Apart from his scathing critique of liberal “democracy”, Good shows that grassroots organisation for democracy and social justice is no wild utopian scheme but a real possibility. A recent openDemocracy article titled “Reinventing Urban Democracy in Barcelona” describes the “citizen’s platform” (rather than political party in the old sense of the word) Barcelona en comú (literally Barcelona in Common), grist to Good’s mill although it appeared after he finished his book. With a name which conjures up the English commoners and their struggle against the enclosures, this strong contender for the City Council elections in May has invented a “newly resonant language of rights and democracy”. Very well-organised and disciplined, Barcelona en Comú grew out of the anti-evictions movement and the model is being taken up in other cities. In 2014, the WHO calculated that the 54% of the world’s population was urban-dwelling. Taking over municipal power might prove to be a very effective way of making participatory democracy workable on a smaller but linked-up scale. Watch this space…
Ken Good is a no-nonsense visionary who is keenly aware of the importance of history.
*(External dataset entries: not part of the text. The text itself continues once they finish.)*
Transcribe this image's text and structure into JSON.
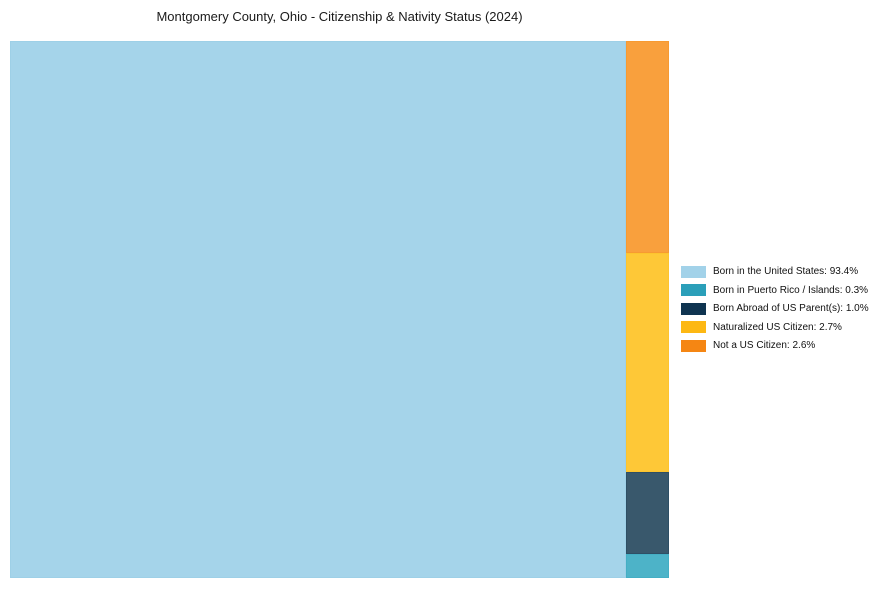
{
  "title": "Montgomery County, Ohio - Citizenship & Nativity Status (2024)",
  "chart_data": {
    "type": "treemap",
    "title": "Montgomery County, Ohio - Citizenship & Nativity Status (2024)",
    "categories": [
      "Born in the United States",
      "Born in Puerto Rico / Islands",
      "Born Abroad of US Parent(s)",
      "Naturalized US Citizen",
      "Not a US Citizen"
    ],
    "values": [
      93.4,
      0.3,
      1.0,
      2.7,
      2.6
    ],
    "unit": "%",
    "legend_labels": [
      "Born in the United States: 93.4%",
      "Born in Puerto Rico / Islands: 0.3%",
      "Born Abroad of US Parent(s): 1.0%",
      "Naturalized US Citizen: 2.7%",
      "Not a US Citizen: 2.6%"
    ],
    "block_colors": [
      "#a5d4ea",
      "#4db3c8",
      "#39586c",
      "#fec837",
      "#f9a03d"
    ],
    "block_border_colors": [
      "#8cc3e0",
      "#2b9fb9",
      "#0f3450",
      "#fdb813",
      "#f58613"
    ],
    "legend_colors": [
      "#a2d2e9",
      "#2b9fb9",
      "#0f3450",
      "#fdb813",
      "#f58613"
    ],
    "legend_position": "right",
    "grid": false,
    "layout_hint": {
      "main_block_index": 0,
      "right_column_top_to_bottom": [
        4,
        3,
        2,
        1
      ]
    }
  }
}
In her recent book on climate change, This Changes Everything: Capitalism vs. the Climate, Naomi Klein shows how the neo-thanatocracy is doing its best to kill the whole planet but stresses that “social movements have grabbed the wheel of history before and might just do it again”. Ken Good trusts the people and so did the Leveller Thomas Rainsborough (1610 – 1648): “Either poverty must use the power of democracy to destroy the power of property, or property in fear of poverty will destroy democracy” (p. 25).